Journal de l'année Édition 1994 1994Éd. 1994

Théâtre : un certain équilibre

Pléthore. Jamais autant qu'en cette année 1993 le théâtre n'aura semblé aussi florissant. Deux cents ans après la mort du méconnu Vénitien Carlo Goldoni, on a vu le théâtre privé et le théâtre public rivaliser d'invention, on a vu le grand répertoire et les auteurs contemporains se côtoyer sereinement et de très jeunes metteurs en scène s'affirmer dans l'ombre amicale de valeurs sûres et depuis longtemps reconnues. Cette pléthore de productions, si elle traduit une incontestable vitalité dramatique, trahit peut-être aussi une maladie endémique : l'importance des propositions éparpille le public, interdit tout suivi exhaustif dans la presse, laisse peu de chances aux jeunes équipes de se faire connaître. Dopé par une augmentation sensible des subventions d'État au début des années 80, le théâtre semble peu tenir compte d'une époque de crise économique, où la fréquentation des salles est en stagnation. Un budget de la Culture en baisse (moins 5 % environ pour le théâtre) conduira sans doute, passé les premières manifestations de mauvaise humeur, une profession qui se veut responsable à reconsidérer ses manières de fonctionner.

Coûts trop élevés des productions, trop courte exploitation des spectacles : tout le monde s'accorde pour limiter les tendances négatives de la création dramatique. Mais le succès ne se décrète pas, et si l'on peut comprendre la juste alarme d'un Victor Haïm se posant la question de « l'avignonisation de Paris », on ne peut non plus, en conscience, décourager les jeunes qui se lancent dans l'aventure des planches, et les exemples sont nombreux de spectacles qui échappent aux règles et s'imposent malgré un environnement étouffant à force d'abondance et de diversité. On s'interroge et on cherche des solutions à une situation qui pourrait peut-être nuire au théâtre.

Goldoni en serait heureux sans doute. Le bicentenaire de sa mort a été l'occasion d'un vaste travail de recherche, de traduction et de mise en scène. Si l'on a revu avec un enthousiasme toujours plus grand les productions du Piccolo Teatro de Milan, Il Campiello et le Baruffe Chiozotte, deux bijoux signés Strehler, la Serva Amorosa selon Jacques Lassalle a été l'un des spectacles les plus courus de la Comédie-Française, et, dans la banlieue parisienne, Le Campagnol de Jean-Claude Penchenat a magnifiquement ouvert son nouveau lieu d'implantation, à Corbeil-Essonnes, par le Joueur.

Jeunesse.

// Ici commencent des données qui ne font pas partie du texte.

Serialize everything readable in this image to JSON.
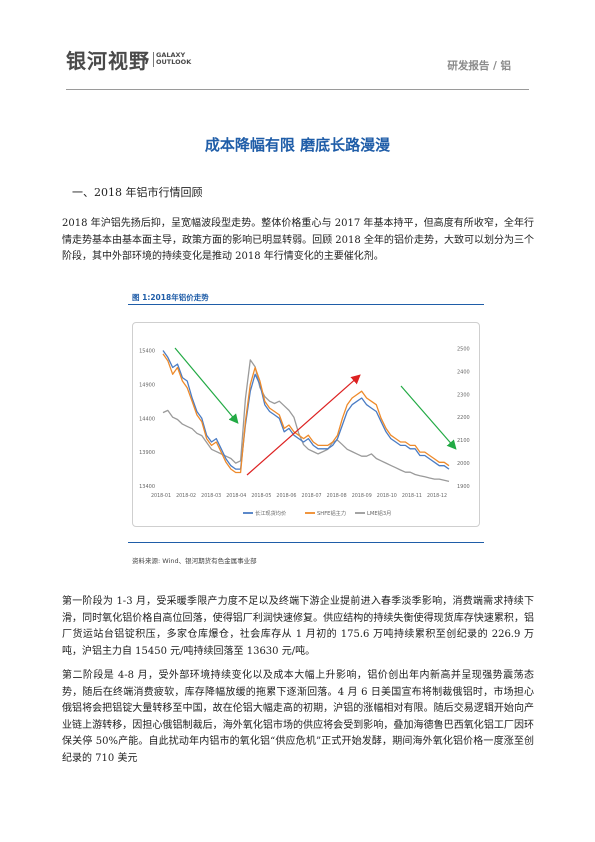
{
  "header": {
    "logo_cn": "银河视野",
    "logo_en_line1": "GALAXY",
    "logo_en_line2": "OUTLOOK",
    "report_tag": "研发报告 / 铝"
  },
  "title": "成本降幅有限 磨底长路漫漫",
  "section_heading": "一、2018 年铝市行情回顾",
  "paragraphs": {
    "p1": "2018 年沪铝先扬后抑，呈宽幅波段型走势。整体价格重心与 2017 年基本持平，但高度有所收窄，全年行情走势基本由基本面主导，政策方面的影响已明显转弱。回顾 2018 全年的铝价走势，大致可以划分为三个阶段，其中外部环境的持续变化是推动 2018 年行情变化的主要催化剂。",
    "p2": "第一阶段为 1-3 月，受采暖季限产力度不足以及终端下游企业提前进入春季淡季影响，消费端需求持续下滑，同时氧化铝价格自高位回落，使得铝厂利润快速修复。供应结构的持续失衡使得现货库存快速累积，铝厂货运站台铝锭积压，多家仓库爆仓，社会库存从 1 月初的 175.6 万吨持续累积至创纪录的 226.9 万吨，沪铝主力自 15450 元/吨持续回落至 13630 元/吨。",
    "p3": "第二阶段是 4-8 月，受外部环境持续变化以及成本大幅上升影响，铝价创出年内新高并呈现强势震荡态势，随后在终端消费疲软，库存降幅放缓的拖累下逐渐回落。4 月 6 日美国宣布将制裁俄铝时，市场担心俄铝将会把铝锭大量转移至中国，故在伦铝大幅走高的初期，沪铝的涨幅相对有限。随后交易逻辑开始向产业链上游转移，因担心俄铝制裁后，海外氧化铝市场的供应将会受到影响，叠加海德鲁巴西氧化铝工厂因环保关停 50%产能。自此扰动年内铝市的氧化铝“供应危机”正式开始发酵，期间海外氧化铝价格一度涨至创纪录的 710 美元"
  },
  "figure": {
    "title": "图 1:2018年铝价走势",
    "source": "资料来源: Wind、银河期货有色金属事业部"
  },
  "chart_data": {
    "type": "line",
    "x_ticks": [
      "2018-01",
      "2018-02",
      "2018-03",
      "2018-04",
      "2018-05",
      "2018-06",
      "2018-07",
      "2018-08",
      "2018-09",
      "2018-10",
      "2018-11",
      "2018-12"
    ],
    "left_axis": {
      "ticks": [
        "13400",
        "13900",
        "14400",
        "14900",
        "15400"
      ],
      "ylim": [
        13400,
        15600
      ]
    },
    "right_axis": {
      "ticks": [
        "1900",
        "2000",
        "2100",
        "2200",
        "2300",
        "2400",
        "2500"
      ],
      "ylim": [
        1900,
        2550
      ]
    },
    "series": [
      {
        "name": "长江现货均价",
        "axis": "left",
        "color": "#4a7cc4",
        "values": [
          15400,
          15300,
          15150,
          15200,
          15000,
          14950,
          14700,
          14500,
          14400,
          14150,
          14050,
          14100,
          13950,
          13800,
          13700,
          13650,
          13650,
          14300,
          14800,
          15050,
          14900,
          14600,
          14500,
          14450,
          14400,
          14200,
          14250,
          14150,
          14100,
          14050,
          14100,
          14000,
          13950,
          13950,
          13950,
          14000,
          14100,
          14300,
          14500,
          14600,
          14650,
          14700,
          14600,
          14550,
          14500,
          14350,
          14200,
          14100,
          14050,
          14000,
          14000,
          13950,
          13950,
          13850,
          13850,
          13800,
          13750,
          13700,
          13700,
          13650
        ]
      },
      {
        "name": "SHFE铝主力",
        "axis": "left",
        "color": "#ee8a2a",
        "values": [
          15350,
          15250,
          15050,
          15150,
          14950,
          14850,
          14650,
          14450,
          14350,
          14100,
          14000,
          14050,
          13900,
          13750,
          13650,
          13600,
          13600,
          14350,
          14900,
          15150,
          14950,
          14650,
          14550,
          14500,
          14450,
          14250,
          14300,
          14200,
          14150,
          14100,
          14150,
          14050,
          14000,
          14000,
          14000,
          14050,
          14150,
          14400,
          14600,
          14700,
          14750,
          14800,
          14700,
          14650,
          14600,
          14400,
          14250,
          14150,
          14100,
          14050,
          14050,
          14000,
          14000,
          13900,
          13900,
          13850,
          13800,
          13750,
          13750,
          13700
        ]
      },
      {
        "name": "LME铝3月",
        "axis": "right",
        "color": "#9a9a9a",
        "values": [
          2220,
          2230,
          2200,
          2190,
          2170,
          2160,
          2150,
          2130,
          2120,
          2090,
          2060,
          2050,
          2040,
          2030,
          2020,
          2000,
          2010,
          2280,
          2450,
          2420,
          2330,
          2290,
          2270,
          2260,
          2270,
          2250,
          2230,
          2200,
          2130,
          2080,
          2060,
          2050,
          2040,
          2050,
          2060,
          2090,
          2100,
          2080,
          2060,
          2050,
          2040,
          2030,
          2030,
          2040,
          2020,
          2010,
          2000,
          1990,
          1980,
          1970,
          1960,
          1960,
          1950,
          1945,
          1940,
          1935,
          1930,
          1930,
          1925,
          1920
        ]
      }
    ],
    "annotations": [
      "trend arrow down (Jan-Mar)",
      "trend arrow up (Apr-Aug)",
      "trend arrow down (Sep-Dec)"
    ],
    "legend_position": "bottom",
    "grid": false
  }
}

Mais c'est surtout la vitalité du temps présent qui restera la marque de cette année 93. Partout, les jeunes auteurs ont été mis à l'honneur. Au théâtre privé, où un Jean-Marie Besset connaît son premier grand succès public avec Ce qui arrive et ce qu'on attend, où Eric-Emmanuel Schmitt confirme ses qualités avec le Visiteur, où l'on retrouve le si fin Pierre Amette avec Passions d'avril. Et puis, on n'aurait garde d'oublier Jean-Claude Carrière, qui se taille l'un des plus beaux succès de la saison avec l'Aide-mémoire, pièce vieille de vingt-cinq ans mais que le public a plébiscitée, servie qu'elle était par deux distributions successives prestigieuses : Fanny Ardant et Bernard Giraudeau d'abord, Jane Birkin et Pierre Arditi ensuite.

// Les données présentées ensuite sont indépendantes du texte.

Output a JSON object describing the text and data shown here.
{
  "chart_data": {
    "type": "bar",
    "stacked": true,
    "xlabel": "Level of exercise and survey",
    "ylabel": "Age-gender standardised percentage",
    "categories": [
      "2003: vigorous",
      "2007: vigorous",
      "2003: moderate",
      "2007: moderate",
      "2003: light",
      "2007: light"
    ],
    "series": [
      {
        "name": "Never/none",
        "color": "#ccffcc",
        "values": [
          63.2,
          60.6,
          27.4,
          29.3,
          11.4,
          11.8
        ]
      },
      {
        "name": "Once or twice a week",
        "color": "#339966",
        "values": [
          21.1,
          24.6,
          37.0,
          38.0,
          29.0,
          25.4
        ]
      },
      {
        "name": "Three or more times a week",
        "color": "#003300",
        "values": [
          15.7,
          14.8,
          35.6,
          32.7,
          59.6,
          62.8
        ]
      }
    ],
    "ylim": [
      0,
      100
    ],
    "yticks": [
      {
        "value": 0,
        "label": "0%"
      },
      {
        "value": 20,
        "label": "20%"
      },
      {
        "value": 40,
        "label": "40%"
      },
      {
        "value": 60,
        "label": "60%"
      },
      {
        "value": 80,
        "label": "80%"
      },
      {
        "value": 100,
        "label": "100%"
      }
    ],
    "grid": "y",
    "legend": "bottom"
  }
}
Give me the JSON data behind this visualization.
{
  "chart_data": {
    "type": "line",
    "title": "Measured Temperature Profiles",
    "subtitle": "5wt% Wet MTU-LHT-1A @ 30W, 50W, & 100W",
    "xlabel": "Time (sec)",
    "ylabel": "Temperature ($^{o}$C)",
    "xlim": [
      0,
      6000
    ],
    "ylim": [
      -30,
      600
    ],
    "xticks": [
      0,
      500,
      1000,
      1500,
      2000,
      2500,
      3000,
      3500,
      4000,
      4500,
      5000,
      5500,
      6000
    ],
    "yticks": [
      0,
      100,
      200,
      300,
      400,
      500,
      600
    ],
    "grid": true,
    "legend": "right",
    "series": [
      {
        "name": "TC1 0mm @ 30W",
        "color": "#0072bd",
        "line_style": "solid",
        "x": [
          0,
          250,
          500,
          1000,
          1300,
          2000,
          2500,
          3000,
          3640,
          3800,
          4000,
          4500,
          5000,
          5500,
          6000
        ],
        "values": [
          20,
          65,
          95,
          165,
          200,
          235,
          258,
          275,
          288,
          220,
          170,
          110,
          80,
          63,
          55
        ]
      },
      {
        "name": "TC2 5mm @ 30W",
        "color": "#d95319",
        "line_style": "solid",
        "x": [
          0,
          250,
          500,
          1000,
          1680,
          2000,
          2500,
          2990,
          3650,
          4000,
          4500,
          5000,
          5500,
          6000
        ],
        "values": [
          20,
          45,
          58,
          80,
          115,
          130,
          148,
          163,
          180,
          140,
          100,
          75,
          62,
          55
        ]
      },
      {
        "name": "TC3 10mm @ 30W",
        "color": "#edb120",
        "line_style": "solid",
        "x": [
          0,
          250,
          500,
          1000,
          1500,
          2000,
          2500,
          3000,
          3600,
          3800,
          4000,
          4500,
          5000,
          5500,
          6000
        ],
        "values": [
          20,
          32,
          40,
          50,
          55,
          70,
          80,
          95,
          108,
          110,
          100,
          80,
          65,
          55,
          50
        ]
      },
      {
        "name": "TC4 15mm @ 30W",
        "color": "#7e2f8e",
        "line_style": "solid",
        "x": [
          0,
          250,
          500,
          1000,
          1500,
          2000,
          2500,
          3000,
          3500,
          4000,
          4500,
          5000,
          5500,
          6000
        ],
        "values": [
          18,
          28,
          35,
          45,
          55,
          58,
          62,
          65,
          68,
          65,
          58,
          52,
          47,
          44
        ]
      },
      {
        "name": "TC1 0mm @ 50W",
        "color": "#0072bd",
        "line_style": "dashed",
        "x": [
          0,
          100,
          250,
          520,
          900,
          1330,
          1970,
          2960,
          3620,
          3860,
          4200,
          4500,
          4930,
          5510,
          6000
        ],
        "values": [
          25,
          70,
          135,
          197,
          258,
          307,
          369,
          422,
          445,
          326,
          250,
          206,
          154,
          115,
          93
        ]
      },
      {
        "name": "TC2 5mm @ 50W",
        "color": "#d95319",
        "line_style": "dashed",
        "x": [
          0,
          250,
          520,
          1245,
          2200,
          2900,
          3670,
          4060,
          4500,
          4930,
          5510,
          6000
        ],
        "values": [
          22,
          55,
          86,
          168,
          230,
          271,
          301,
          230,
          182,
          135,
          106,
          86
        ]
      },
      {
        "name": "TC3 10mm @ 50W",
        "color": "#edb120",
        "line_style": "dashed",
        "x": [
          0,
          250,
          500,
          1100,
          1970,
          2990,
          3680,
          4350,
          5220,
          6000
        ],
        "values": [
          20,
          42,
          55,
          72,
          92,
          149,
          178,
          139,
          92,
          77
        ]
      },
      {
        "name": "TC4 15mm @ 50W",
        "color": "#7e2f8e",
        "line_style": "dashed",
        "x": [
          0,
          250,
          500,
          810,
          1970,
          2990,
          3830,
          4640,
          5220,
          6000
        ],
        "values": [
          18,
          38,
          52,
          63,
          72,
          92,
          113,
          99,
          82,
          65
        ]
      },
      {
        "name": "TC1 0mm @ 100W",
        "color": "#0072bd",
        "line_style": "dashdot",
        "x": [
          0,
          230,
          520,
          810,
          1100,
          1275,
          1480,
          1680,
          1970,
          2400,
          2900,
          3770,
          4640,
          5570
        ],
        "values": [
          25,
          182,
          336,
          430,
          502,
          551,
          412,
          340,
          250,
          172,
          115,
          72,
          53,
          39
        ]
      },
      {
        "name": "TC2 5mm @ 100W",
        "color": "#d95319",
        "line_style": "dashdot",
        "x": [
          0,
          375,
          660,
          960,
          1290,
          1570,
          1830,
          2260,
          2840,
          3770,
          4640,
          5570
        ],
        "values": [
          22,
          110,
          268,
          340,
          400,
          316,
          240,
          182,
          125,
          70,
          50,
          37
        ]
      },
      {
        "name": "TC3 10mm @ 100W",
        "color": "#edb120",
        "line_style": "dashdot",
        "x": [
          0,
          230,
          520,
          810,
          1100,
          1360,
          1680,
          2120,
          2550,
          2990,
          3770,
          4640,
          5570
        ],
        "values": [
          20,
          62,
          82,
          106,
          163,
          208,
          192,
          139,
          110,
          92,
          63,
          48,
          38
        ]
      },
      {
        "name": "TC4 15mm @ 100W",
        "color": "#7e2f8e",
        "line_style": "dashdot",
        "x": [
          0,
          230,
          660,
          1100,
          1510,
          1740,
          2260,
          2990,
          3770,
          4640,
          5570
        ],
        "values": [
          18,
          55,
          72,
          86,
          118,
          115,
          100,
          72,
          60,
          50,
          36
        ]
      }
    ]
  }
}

Bien sûr, le théâtre n'a pas été avare de ses soins pour les plumes fraîches. Ni le Festival d'Avignon, ni le Festival d'automne ne les ont oubliées et ont surtout mis en valeur ces auteurs-metteurs en scène qui pratiquent « l'écriture scénographique », très emblématique du temps : Bruno Meysat, Marc François, Didier-Georges Gabilly, notamment, ainsi que Reza Abdo pour les étrangers. Mais c'est Philippe Adrien qui nous a fait découvrir Jean-Daniel Magnin et sa saignante Tranche, Jean-Claude Fall qui a éclairé la Tempête sur le pays d'Égypte de Pierre Lavile, Étienne Bierry qui a ajouté de sa saveur à la Fortune du pot de Jean-François Josselin. Jean-Louis Bourdon, lui, a tenu à mettre lui-même en scène son Landau qui fait du bruit, extravagante création de Judith Magre et Jacques François. Mais c'est d'ailleurs que vient l'écrivain contemporain qui a dominé, et de loin, l'année 93, Edward Bond. Après la création, fin 92, de la Compagnie des hommes, par Alain Françon, les productions de Jackets par Bruno Boëglin et de Maison d'arrêt par Jorge Lavelli imposent cet écrivain, qui a pour modèle les tragiques grecs et Shakespeare.